境内に行く途中に井戸のそばを通るので、横目でちらりとそちらを見てみる。妖怪に分類されることが先ほど判明した今の私なら、骨の河童とも仲良くできる気がした。しかし、井戸は何もおかしな様子はない。……日中の方が雰囲気が怪しいってどうなってるんだろう。怪奇スポットの風上にも置けない。
何事もなく井戸の横を通過した私は、この前と同じように境内にやってきた。そのまま目を閉じて、手を合わせる。どうか、クラスメイトが社会常識を身に着けてくれますように。
そして目を開けると。青白い顔をした誰かが、下から首を曲げて私の顔を覗き込んでいた。
「……っ!?」
ぎぎぎ、と私はその覗き込んできた誰かの方に顔を向ける。……その誰かは、私より小さな女の子で、血色はめちゃくちゃ悪い。目だけがぎょろりと大きく、服装は白いブラウスとスカート。なんか服が全体的に濡れてる気がする。ぽたりぽたり、とその裾からは雫が滴っていた。……今日って、雨降ってたっけ……?
そして、その誰かは背伸びしてこちらを覗き込んだままの体勢で、首をこくりと傾げた。
「お姉ちゃん。どうしてこんな時間にこんな場所にいるの」
「……そっくりそのまま私が聞きたい」
「私はいいんだよ。ここに住んでるんだから」
「ここに……?」
私はそう言われてあらためて周りを見渡す。あたりは、いつからだろう、まるで廃墟のようにしんと静まり返っていた。……ここっていっても、境内と、真っ暗に閉じられた社務所と、遠くに見える井戸しかないんだけど。私はとりあえず社務所を指さした。ここでありますように。
「はずれ」
その子の口が、三日月のように頬まで裂けた。やたらギザギザの歯が、その間からちらりと見える。……あっ、じゃあいいです。もう残りのどっちでも怖いんで。
「でもここに人が来るなんて珍しいね、普通は入れないんだけどなぁ」
「あんまり来ない……?」
「うん。でも、そういえばちょっと前に迷子が来たっけ。あれはかわいそうだったなぁ。ああかわいそう、かわいそう」
「……迷子?」
「私より大きいのにわんわん泣いてるから、出口まで道案内してあげたの」
「あれ偉い」
おお、生きたまま踊り食いしたら泣いてた、みたいなこと言いだすのかと思ったら普通に親切だった。私が思ったよりもなかなかいい人(?)らしい。
「でもよく考えたら……帰すんじゃなかったなぁ……」
「……」
バリバリ、と歯ぎしりのような音が聞こえる。そうですね、と言ったらなんだかまずい気がした。このままでもまずそうだ。えーっとえーっと。

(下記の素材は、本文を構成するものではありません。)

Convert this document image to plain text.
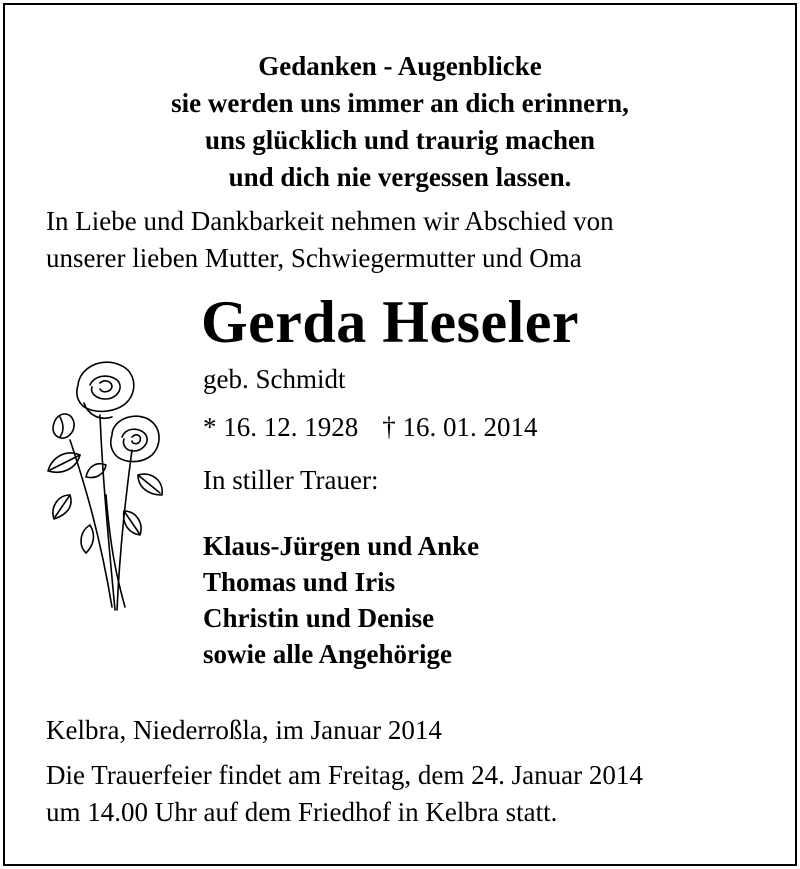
Gedanken - Augenblicke
sie werden uns immer an dich erinnern,
uns glücklich und traurig machen
und dich nie vergessen lassen.
In Liebe und Dankbarkeit nehmen wir Abschied von
unserer lieben Mutter, Schwiegermutter und Oma
Gerda Heseler
geb. Schmidt
* 16. 12. 1928 † 16. 01. 2014
In stiller Trauer:
Klaus-Jürgen und Anke
Thomas und Iris
Christin und Denise
sowie alle Angehörige
Kelbra, Niederroßla, im Januar 2014
Die Trauerfeier findet am Freitag, dem 24. Januar 2014
um 14.00 Uhr auf dem Friedhof in Kelbra statt.
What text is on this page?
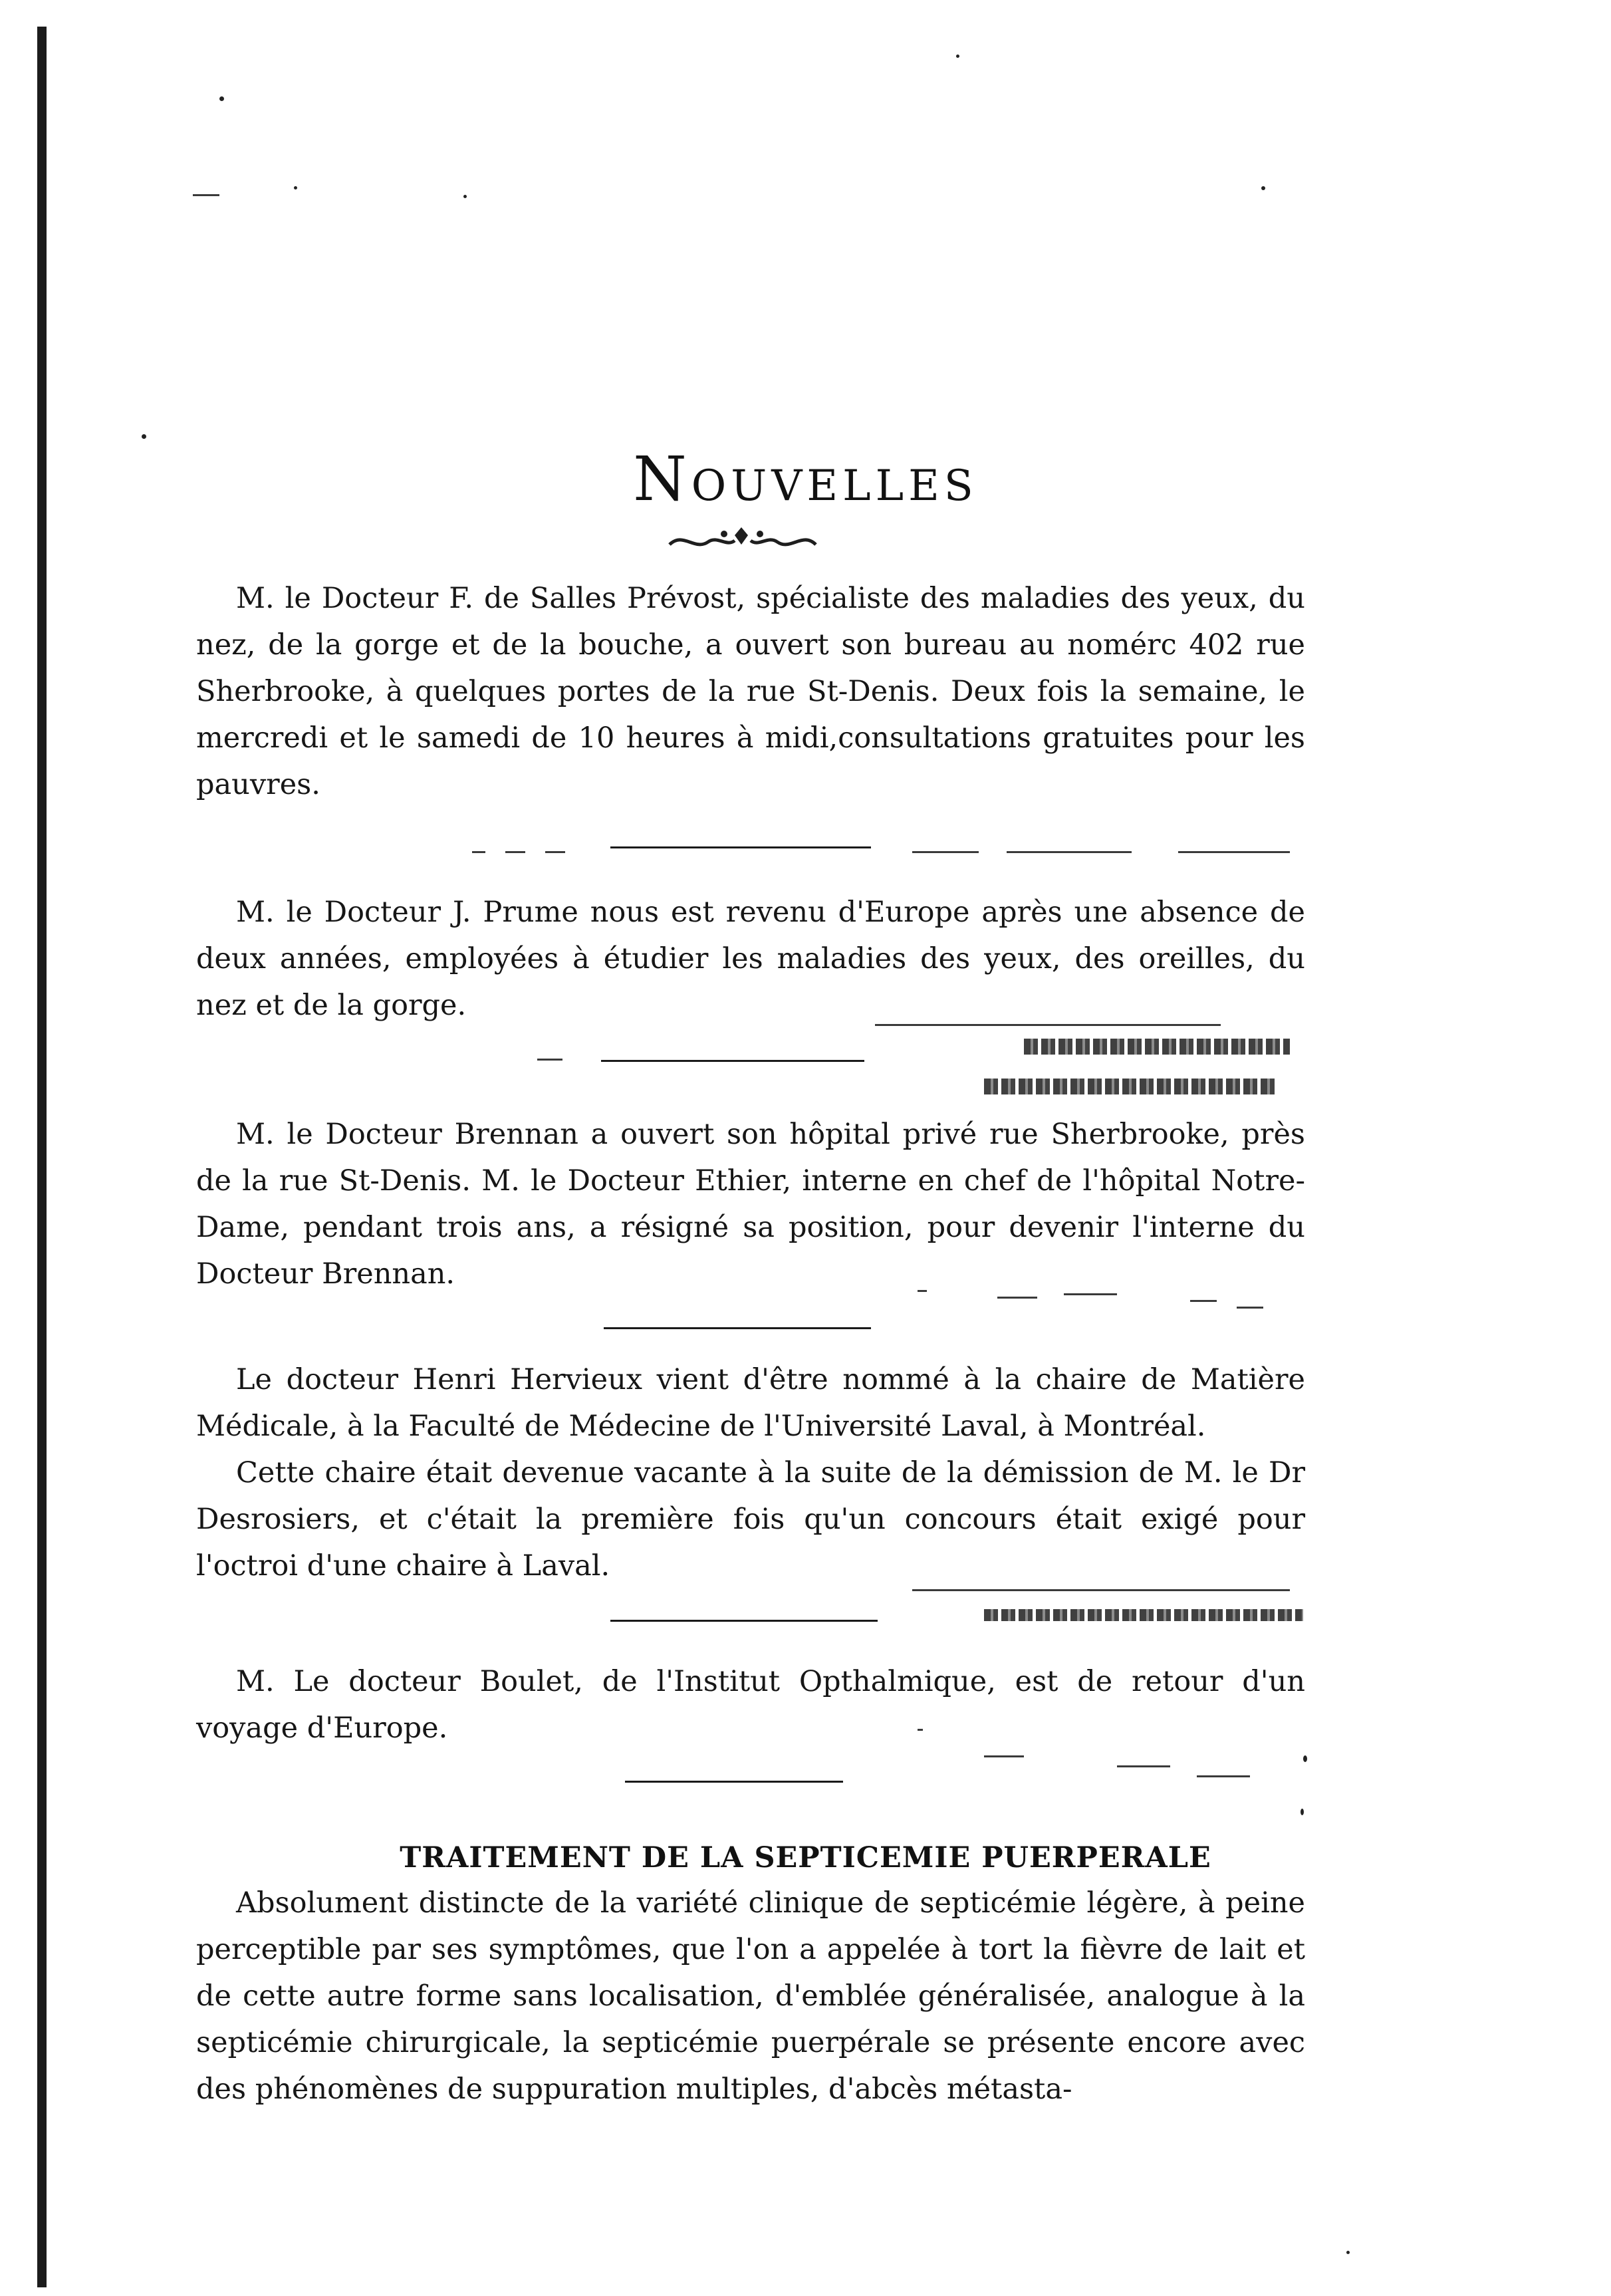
Nouvelles

M. le Docteur F. de Salles Prévost, spécialiste des maladies des yeux, du nez, de la gorge et de la bouche, a ouvert son bureau au nomérc 402 rue Sherbrooke, à quelques portes de la rue St-Denis. Deux fois la semaine, le mercredi et le samedi de 10 heures à midi,consultations gratuites pour les pauvres.

M. le Docteur J. Prume nous est revenu d'Europe après une absence de deux années, employées à étudier les maladies des yeux, des oreilles, du nez et de la gorge.

M. le Docteur Brennan a ouvert son hôpital privé rue Sherbrooke, près de la rue St-Denis. M. le Docteur Ethier, interne en chef de l'hôpital Notre-Dame, pendant trois ans, a résigné sa position, pour devenir l'interne du Docteur Brennan.

Le docteur Henri Hervieux vient d'être nommé à la chaire de Matière Médicale, à la Faculté de Médecine de l'Université Laval, à Montréal.

Cette chaire était devenue vacante à la suite de la démission de M. le Dr Desrosiers, et c'était la première fois qu'un concours était exigé pour l'octroi d'une chaire à Laval.

M. Le docteur Boulet, de l'Institut Opthalmique, est de retour d'un voyage d'Europe.

TRAITEMENT DE LA SEPTICEMIE PUERPERALE

Absolument distincte de la variété clinique de septicémie légère, à peine perceptible par ses symptômes, que l'on a appelée à tort la fièvre de lait et de cette autre forme sans localisation, d'emblée généralisée, analogue à la septicémie chirurgicale, la septicémie puerpérale se présente encore avec des phénomènes de suppuration multiples, d'abcès métasta-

そして、ふと、ぎょろりとその子の目が私に向いた。そのままその目がすーっと細められる。……やばいやばいやばい。ジュラシックパークで、人間を認識した時のティラノサウルスがちょうど同じような目をしていた気がする。
私は急いでごそごそとリュックを探り、とっさに貢物を取り出した。
「ねえお姉ちゃん」
「あ、あんパンどうぞ」
「んっ」
ぐしゃっ、ぐしゃっ。音を立てて、包んであるビニールごとあんパンを食べるその子を、私は何も言えず見守った。……やばい。明らかに人外だ。そうか、私と遭遇していた人たちはこんな気分だったのか。私に対して冷たかった街の人々のことを、今なら全て許せる気がした。しかし、こんなのとおそらく同列だった私に唯一優しかった副部長の精神ってどうなってるの……? 逆に怖いぞ。
「おいしい!」
……ほんとに? 味した? ビニールの味じゃなく?
「それは良かったです」
「……ねえ」
「はい!」
「お姉ちゃんは、ここに何しに来たの?」
……人外を見張りに来た、という意味では「あなたを見に来ました」と言えなくもないんだけど。そう素直に言ってしまっていいものかどうか。まずい気もする。……そもそも、この人誰なんだろう。河童でも骨でもなくない……?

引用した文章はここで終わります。